Fans of the Superhero movies owe a debt of gratitude to director Bryan Singer, along with the creators of 1998’s “Blade” it and Singer’s 2000 “X:Men” film ushered in the era of the modern age of Superhero Films. To me though Singer will forever be known as the director of one of the greatest films of all time, “The Usual Suspects”. After a misstep with his second big-budget feature, a poorly adapted Stephen King film, which let’s face it, most filmmakers fail when adapting that man’s work. His next film introduced cinematic Wolverine, Professor X, and Magneto, all brilliant casting that carried itself into 6 more X-themed films across a 14 year span. In that time the superhero film has grown exponentially, from the dark of “300”, “Sin City”, and “Watchmen” to the lightness, though sometimes dark Marvel Cinematic Universe.
We now expect more from our cinema heroes, we don’t just want spectacle and well-rendered CGI, we want great stories, characterization, fun, and those moments that just plain wow us. The first right step for the X-Films was 2011’s “First Class” which I felt really began to build a universe that could give the team at Marvel some competition, and with 2014’s “Days of Future Past” which was helmed by Singer after a 8 year hiatus from the series it was becoming clear that Fox had somewhere to go with the X-Men. Even a side-step like “Deadpool” helped the mighty mutants keep up with the kings at Marvel Studios. Enter “X-Men: Apocalypse”.
En Sabah Nur (Oscar Isaac) aka: Apocalypse (neither name is made clear in the film) is a powerful ability sucking mutant who ruled the world thousands of years ago. When he is awaked in modern time, or the 1980’s, he sees what humanity has become and decides to wipe it out and start again. He assembles four powerful mutants Storm (Alexandra Shipp), Angel (Ben Hardy), Psylocke (Olivia Munn), and Magneto (Michael Fassbender) to carry out his plan. The only ones able to stop him are the X-Men who along with their leader Charles Xavier (James McAvoy) have traded training young mutants to use their abilities to help mankind, to trying to focus on the controlling of their powers and their education. Apocalypse’s plan turns everything upside down and with the help of the reluctant Mystique (Jennifer Lawrence) the X-Men must learn to fight again for the world that fears them.

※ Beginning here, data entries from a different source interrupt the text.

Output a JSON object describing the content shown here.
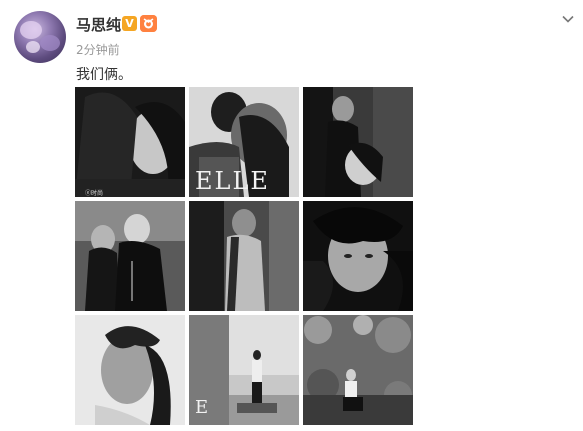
{
  "post": {
    "author": "马思纯",
    "verified_badge": "V",
    "timestamp": "2分钟前",
    "text": "我们俩。"
  },
  "photos": [
    {
      "name": "photo-1",
      "watermark": "ⓔ时尚"
    },
    {
      "name": "photo-2",
      "magazine_mark": "ELLE"
    },
    {
      "name": "photo-3"
    },
    {
      "name": "photo-4"
    },
    {
      "name": "photo-5"
    },
    {
      "name": "photo-6"
    },
    {
      "name": "photo-7"
    },
    {
      "name": "photo-8",
      "magazine_mark": "E"
    },
    {
      "name": "photo-9"
    }
  ],
  "icons": {
    "verified": "verified-v-icon",
    "level": "level-badge-icon",
    "menu": "chevron-down-icon"
  },
  "colors": {
    "name_text": "#333333",
    "time_text": "#999999",
    "verified": "#f5a623",
    "level_badge": "#ff8140"
  }
}
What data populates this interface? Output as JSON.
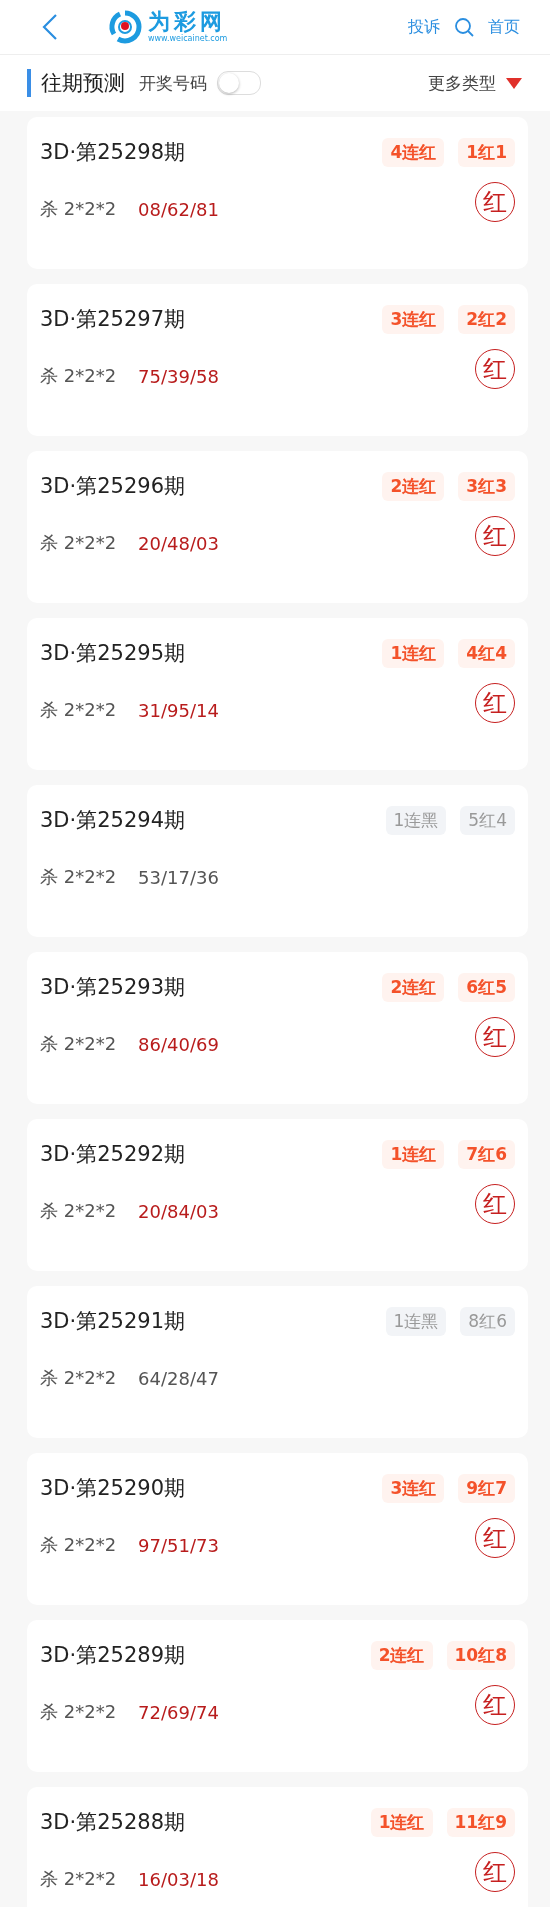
{
  "header": {
    "logo_name": "为彩网",
    "logo_url": "www.weicainet.com",
    "links": [
      "投诉",
      "首页"
    ]
  },
  "section": {
    "title": "往期预测",
    "toggle_label": "开奖号码",
    "toggle_on": false,
    "more": "更多类型"
  },
  "cards": [
    {
      "title": "3D·第25298期",
      "streak": "4连红",
      "count": "1红1",
      "kill": "杀 2*2*2",
      "numbers": "08/62/81",
      "hit": true,
      "result": "红"
    },
    {
      "title": "3D·第25297期",
      "streak": "3连红",
      "count": "2红2",
      "kill": "杀 2*2*2",
      "numbers": "75/39/58",
      "hit": true,
      "result": "红"
    },
    {
      "title": "3D·第25296期",
      "streak": "2连红",
      "count": "3红3",
      "kill": "杀 2*2*2",
      "numbers": "20/48/03",
      "hit": true,
      "result": "红"
    },
    {
      "title": "3D·第25295期",
      "streak": "1连红",
      "count": "4红4",
      "kill": "杀 2*2*2",
      "numbers": "31/95/14",
      "hit": true,
      "result": "红"
    },
    {
      "title": "3D·第25294期",
      "streak": "1连黑",
      "count": "5红4",
      "kill": "杀 2*2*2",
      "numbers": "53/17/36",
      "hit": false
    },
    {
      "title": "3D·第25293期",
      "streak": "2连红",
      "count": "6红5",
      "kill": "杀 2*2*2",
      "numbers": "86/40/69",
      "hit": true,
      "result": "红"
    },
    {
      "title": "3D·第25292期",
      "streak": "1连红",
      "count": "7红6",
      "kill": "杀 2*2*2",
      "numbers": "20/84/03",
      "hit": true,
      "result": "红"
    },
    {
      "title": "3D·第25291期",
      "streak": "1连黑",
      "count": "8红6",
      "kill": "杀 2*2*2",
      "numbers": "64/28/47",
      "hit": false
    },
    {
      "title": "3D·第25290期",
      "streak": "3连红",
      "count": "9红7",
      "kill": "杀 2*2*2",
      "numbers": "97/51/73",
      "hit": true,
      "result": "红"
    },
    {
      "title": "3D·第25289期",
      "streak": "2连红",
      "count": "10红8",
      "kill": "杀 2*2*2",
      "numbers": "72/69/74",
      "hit": true,
      "result": "红"
    },
    {
      "title": "3D·第25288期",
      "streak": "1连红",
      "count": "11红9",
      "kill": "杀 2*2*2",
      "numbers": "16/03/18",
      "hit": true,
      "result": "红"
    }
  ]
}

It’s hard to know where to begin with this film, as nothing really happens. I mean there is big character moments, new mutants, old familiar mutants, a clear idea of what’s happening, an evil plan, a fight against said evil, and facing one’s true nature. But, again, nothing really happens. It’s all things we’ve seen before, and also done much better elsewhere, here we get the A through X superhero playbook that is run step by step. Yeah there is an attempt to one-up the previous film especially with the Quicksilver character who had one to the best comic book movie moments ever in the last film. And while the new scene is enjoyable with the great song to go along with, it still feels like Singer and the rest of the filmmakers are trying too hard. The casting is hit or miss as well, and even when they get someone like Tye Sheridan who plays young Cyclops, they do very little with him. Same with Sophie Turner as Jean Grey, and Kodi Smit-McPhee as Nightcrawler, they are present and speak, but it’s all forgettable.
The same can be said for most of “Apocalypse” like its basic tired storyline, it just moves along as most of the cast is posing and posturing, but not being developed in any way. There are moments that try to impact the audience on an emotional level like when Magneto is brought to Auschwitz to help boost his anger and his power. While Fassbender acts his heart out, you feel nothing. He does get a powerful moment earlier in the film, but not much after. The same with the rest of the film, they just could not find that ever-elusive balance that superhero movies strive for, where everyone gets their development time while action is going on and the villain’s plan is extra villainous. Even the 80’s references are lame, where “Days of Future Past” kept it’s 70’s setting in the background where it belonged, it didn’t beat us over the head with it like here. And while Jennifer Lawrence was the best thing in those Hunger Game movies, she can’t carry the weight of the X-verse all by herself. It seems now everyone is aspiring to the Marvel Method, and most are unable to achieve it, even a franchise that started it over a decade ago.